Implementing a Data-First Approach

Once you have nailed the “why” and the “what” explored in our previous blog, next it is the “how” where Kirstin Duffield, CEO of Morning Data, in a collaborative approach with Hélène Stanway, delves into the next step of implementing a data-first approach through effective data management.

A Data-first World.

Data management can’t just be a case of sending the information as a flat file or the apparently universal medium of spreadsheets, because whilst almost every organisation has and can use spreadsheets, this is not the answer in a data-first world.

To effectively move data from one place (database) to another, a data technologist will want proper databases and “proper” systems. That is not to say that the source and destination need to be the same, quite the opposite. The trick is to develop an executable service that has appropriate requirements to complete its intended purpose. For this APIs (Application Programming Interfaces) are used which are executable bits of code. These executable bits of code can:

  • be called to provide some information, for example using an IMO number (vessel number) the code can return the beam, the flag, the call sign, even its position
  • allow for data to be submitted and stored with a success message returned
  • and, and, and….

What else is needed?

Being data-first requires a set of common standards which can send, accept, and invoke from a whole host of different systems and databases, making it universally suitable for the interchange of data.

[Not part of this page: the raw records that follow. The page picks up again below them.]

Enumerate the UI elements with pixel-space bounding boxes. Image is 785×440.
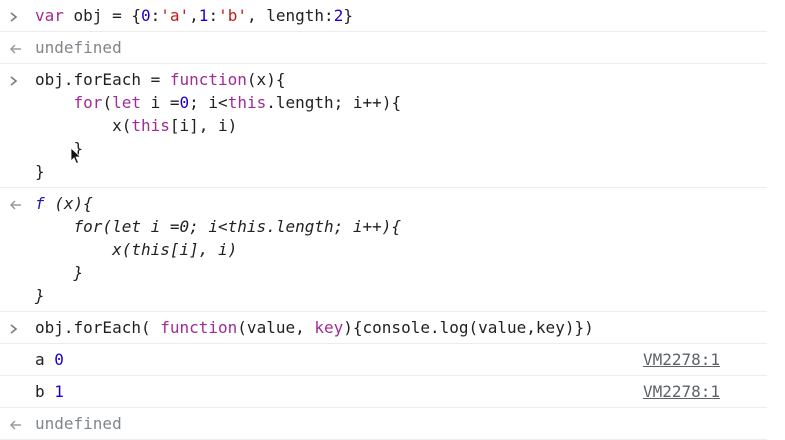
code-token: [i], i): [169, 116, 238, 135]
code-token: 0: [54, 350, 64, 369]
code-line: a 0: [35, 350, 64, 370]
code-token: ; i<: [189, 93, 228, 112]
code-token: for(let i =0; i<this.length; i++){: [35, 217, 402, 236]
source-location-link[interactable]: VM2278:1: [643, 382, 720, 402]
code-line: }: [35, 162, 45, 182]
code-line: for(let i =0; i<this.length; i++){: [35, 217, 402, 237]
code-token: 'a': [160, 6, 190, 25]
code-token: x(: [35, 116, 132, 135]
console-input-entry: obj.forEach( function(value, key){consol…: [0, 312, 767, 344]
code-token: function: [169, 70, 247, 89]
console-input-entry: obj.forEach = function(x){ for(let i =0;…: [0, 64, 767, 188]
code-line: var obj = {0:'a',1:'b', length:2}: [35, 6, 353, 26]
result-arrow-icon: [9, 195, 25, 215]
code-token: :: [150, 6, 161, 25]
code-token: ){console.log(value,key)}): [343, 318, 594, 337]
console-log-entry: a 0 VM2278:1: [0, 344, 767, 376]
code-token: :: [208, 6, 219, 25]
code-token: this: [131, 116, 170, 135]
code-token: obj.forEach(: [35, 318, 161, 337]
code-token: }: [35, 286, 45, 305]
code-line: b 1: [35, 382, 64, 402]
code-line: x(this[i], i): [35, 116, 237, 136]
code-token: (x){: [246, 70, 286, 89]
code-token: .length; i++){: [266, 93, 402, 112]
code-token: this: [227, 93, 267, 112]
code-token: 0: [140, 6, 151, 25]
code-token: 2: [333, 6, 344, 25]
code-token: 1: [198, 6, 209, 25]
code-line: f (x){: [35, 194, 93, 214]
console-result-entry: undefined: [0, 408, 767, 440]
code-token: f: [35, 194, 55, 213]
code-line: }: [35, 263, 84, 283]
code-token: let: [112, 93, 141, 112]
console-log-entry: b 1 VM2278:1: [0, 376, 767, 408]
code-token: for: [73, 93, 103, 112]
code-token: x(this[i], i): [35, 240, 238, 259]
code-line: x(this[i], i): [35, 240, 237, 260]
input-prompt-chevron-icon: [9, 319, 25, 339]
input-prompt-chevron-icon: [9, 71, 25, 91]
code-token: (value,: [237, 318, 315, 337]
devtools-console: var obj = {0:'a',1:'b', length:2} undefin…: [0, 0, 767, 440]
code-token: a: [35, 350, 55, 369]
code-line: undefined: [35, 38, 122, 58]
code-token: i =: [140, 93, 180, 112]
code-token: obj.forEach =: [35, 70, 170, 89]
code-token: , length:: [246, 6, 334, 25]
code-token: b: [35, 382, 55, 401]
code-token: undefined: [35, 38, 122, 57]
input-prompt-chevron-icon: [9, 7, 25, 27]
console-result-entry: undefined: [0, 32, 767, 64]
code-token: }: [343, 6, 353, 25]
code-line: for(let i =0; i<this.length; i++){: [35, 93, 402, 113]
code-token: 0: [179, 93, 190, 112]
code-line: obj.forEach( function(value, key){consol…: [35, 318, 594, 338]
code-token: var: [35, 6, 74, 25]
code-token: obj = {: [73, 6, 141, 25]
code-token: 1: [54, 382, 64, 401]
code-token: undefined: [35, 414, 122, 433]
code-token: (x){: [54, 194, 93, 213]
console-input-entry: var obj = {0:'a',1:'b', length:2}: [0, 0, 767, 32]
code-token: 'b': [218, 6, 247, 25]
code-token: function: [160, 318, 238, 337]
console-result-entry: f (x){ for(let i =0; i<this.length; i++)…: [0, 188, 767, 312]
source-location-link[interactable]: VM2278:1: [643, 350, 720, 370]
code-token: }: [35, 162, 45, 181]
result-arrow-icon: [9, 415, 25, 435]
mouse-pointer-icon: [70, 147, 82, 169]
code-token: }: [35, 263, 84, 282]
code-token: ,: [189, 6, 199, 25]
code-token: (: [102, 93, 113, 112]
code-line: undefined: [35, 414, 122, 434]
code-line: }: [35, 286, 45, 306]
code-token: key: [314, 318, 344, 337]
code-line: obj.forEach = function(x){: [35, 70, 285, 90]
result-arrow-icon: [9, 39, 25, 59]
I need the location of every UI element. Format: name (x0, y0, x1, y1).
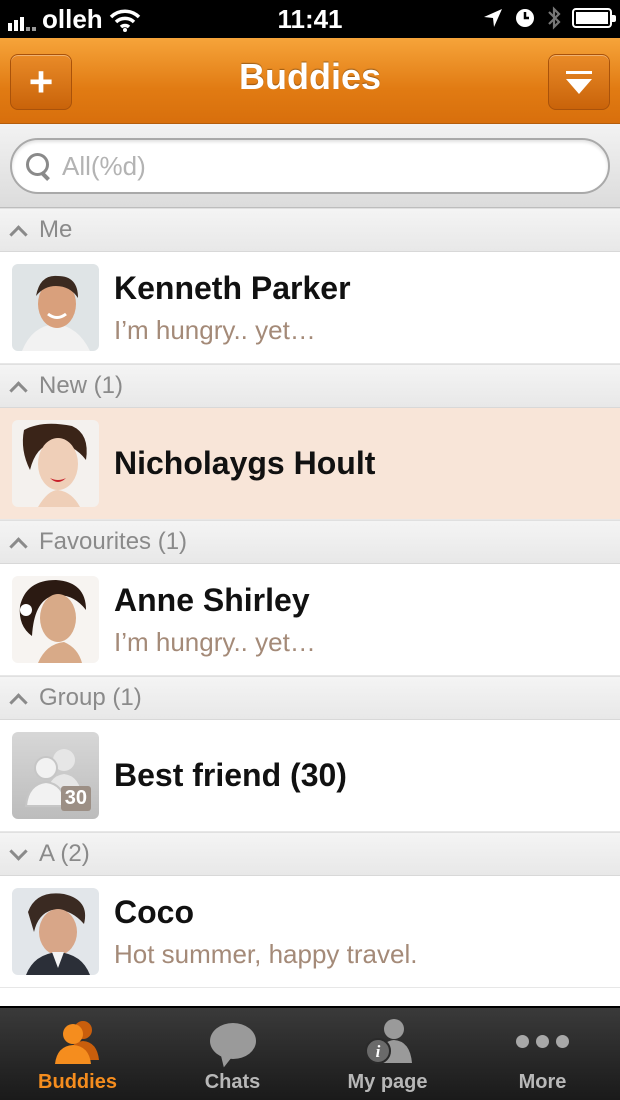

If data is being sent, and the required standards have been met in terms of completeness and content, then appropriate credentials are needed to be able to process the return message for example either a pass or fail.

A common interpretation of the content is required such that data now becomes infinitely useful. This may start with understanding that certain data points must be a number, with a defined number of decimal places, uses for monetary amounts, or it may accept alpha characters such as a name or alphanumeric like a UMR. It could be a date and could permit more than one format of that date and converts them into a common date format once ingested.

Beyond the structure of numbers and letters, syntax, length and format, then comes reference lists. When there are easy to accept global reference lists like currencies and countries, these are commonly used. Within the insurance market, ACORD is the standards body that manages market-wide agreed sets of reference lists. Spoiler alert… these reference lists are a core component of the Core Data Record (CDR); the standards the London Market will need to adopt to enable data to be exchanged.

Once the payload of content has been agreed, this payload then needs to be fixed message language, for example JSON (a language independent data format derived from JavaScript). Set out the data elements required, set a format for each field, and the reference lists for all those that can have one.

Even with the API structure and credentials, there is one remaining piece to consider, the business rules. Even where the format of the data payload has been complied with the combination of values may still not be correct. It is often necessary to have some business rules, for example checking that the sum(s) insured should be higher than the Premium (assuming the same currency!). Depending on its purpose these business rules may be light touch and simple or fairly complex.

If data quality and completeness are key goals, these data, technology, and business rules support driving the benefits of a data-first organisation.

In the case of the CDR for the new digital gateway, there is a combination of rules and requirements to support the 3 use cases of the CDR (accounting & settlement, tax & regulatory reporting, claims matching) from multiple agencies posing requirements. For example, if the Policyholder is in Spain, and the type of contract is Insurance, then the Policyholder’s NIF code must be supplied. Extrapolating out all of the requirements for the CDR there are hundreds of rules based on the combination of the data based on the coverage and territory structure of the policy.

This is where a post-it note on the side of the broker’s screen is not going to cut it and a RESTful JSON API service is the order of the day.

Gathering data from whatever source or sources, package it up into a payload and call the API – pass right first time and succeed or get a rejection message back.

About the Author.

Kirstin Duffield is a data-first technologist in the London insurance market and the Managing Director/CEO of Morning Data, providing software and service solutions to the global insurance industry. Bonded by their mutual passion for helping organisations to transform and innovate digitally, Kirstin and Hélène Stanway, r10’s Advisory Director, collaborate to write a series of articles on the reasons, ways, and methods for companies to the insurance and reinsurance industries bring a data-first approach to the centre of their operations.